The Safe Drinking Water Act, passed in 1974 and amended in 1986 and 1996, authorizes the Environmental Protection Agency to require water suppliers, such as the Santa Clara Valley Water District, to meet certain health-based standards for drinking water.
While the original act focused mainly on treatment as the means for providing safe drinking water, the amendment in 1996 concentrates on source-water protection.
Part of the district's upgrade to the lab incorporates that focus on source-water protection and will include a storm-water-detention basin.
"It will take the runoff water and focus that water to a basin which has carbon beds and sand beds, pretty much like a mini water-treatment plant," Scott says.
The water will percolate through the carbon and sand beds and enter a conduit joining the Guadalupe River, he said.
"This will be a pristine operation," Scott says. "It will exceed current standards for what exists now. This basin is a much greener business enhancement."
Wadlow said that the district wants to set an example as a "green" business. Along with the detention basin, it is planning to include, in the new building, the ability to add a solar energy source.
"One consideration for the building is to have solar planning capability," Scott says. "It won't be part of the initial phase, but it will be able to handle it."
As part of a future phase of the new structure, the district plans to install solar panels on a carport over the parking lot. It will be built so that it can receive the solar energy, Scott says.
The building will be constructed as an "essential facility," Scott says, meaning that the architectural design can withstand seismic events and continue to operate, much the same as police or fire stations are designed in order to operate during emergency events.

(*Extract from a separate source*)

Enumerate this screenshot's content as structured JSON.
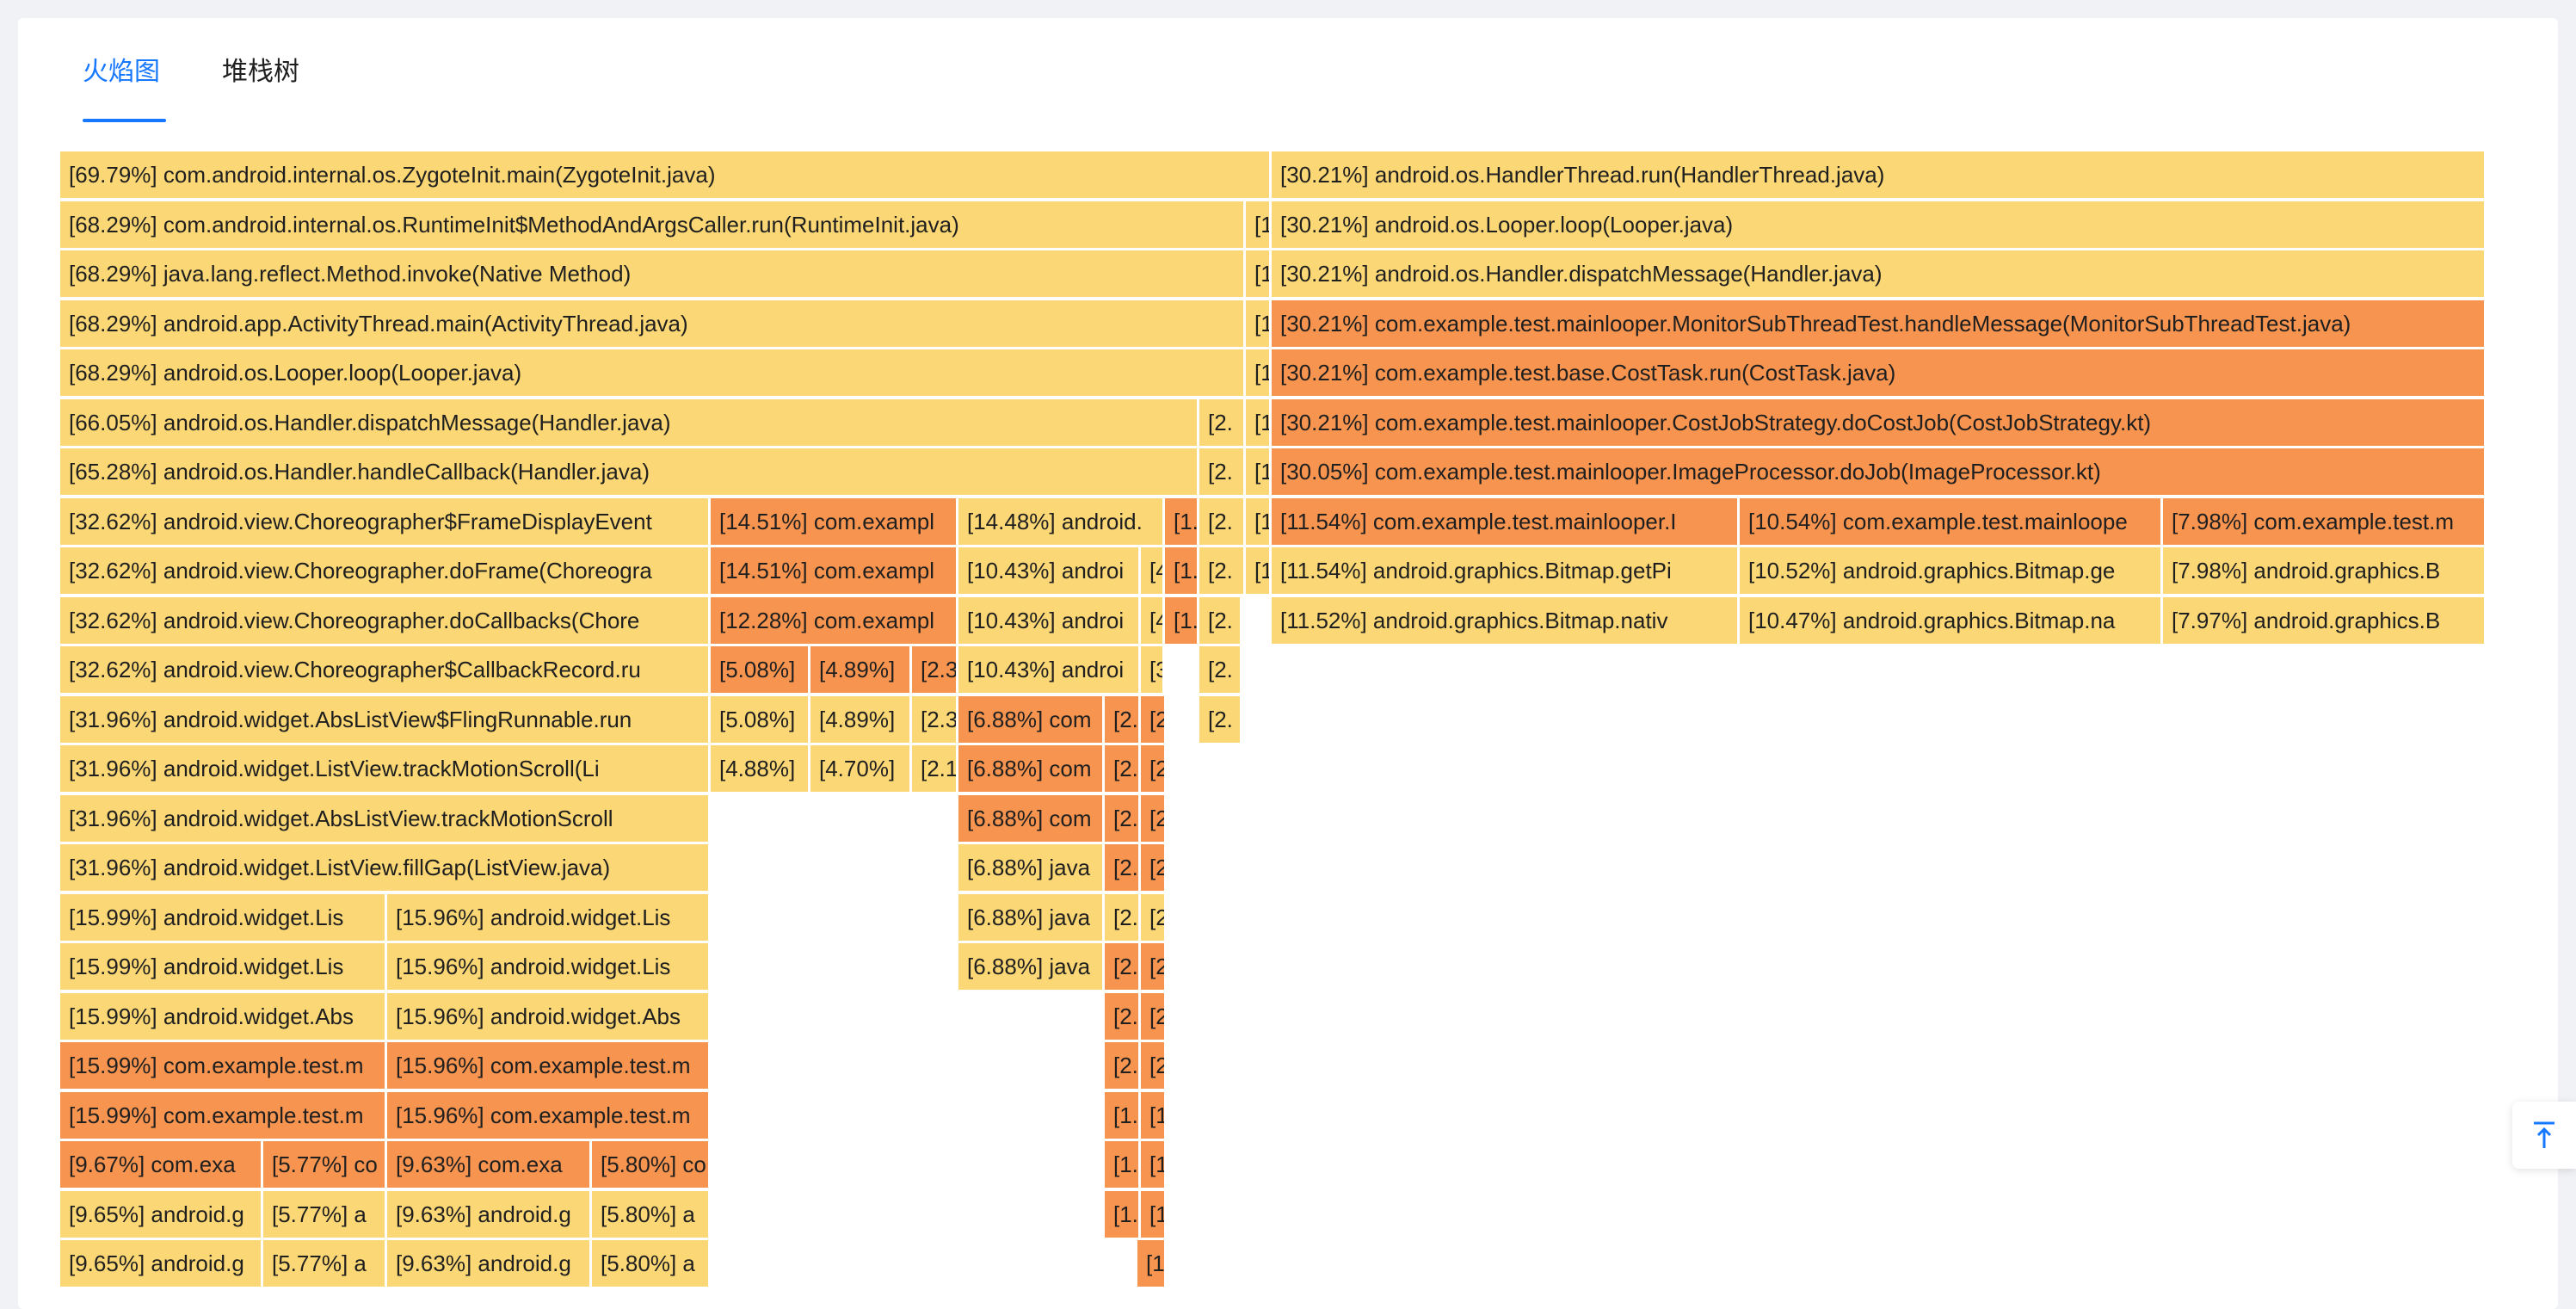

"It will be built extra stout," he says.
The detention basin will be designed to handle the 100-year storm event—a storm that has a 1 percent chance of occurring in any given year—which is the national standard for flood protection.
Construction is expected to begin in March 2004, with a one-year completion date set for March 2005. The space the lab currently occupies at the Rinconada water treatment facility will return to general-use plant operations.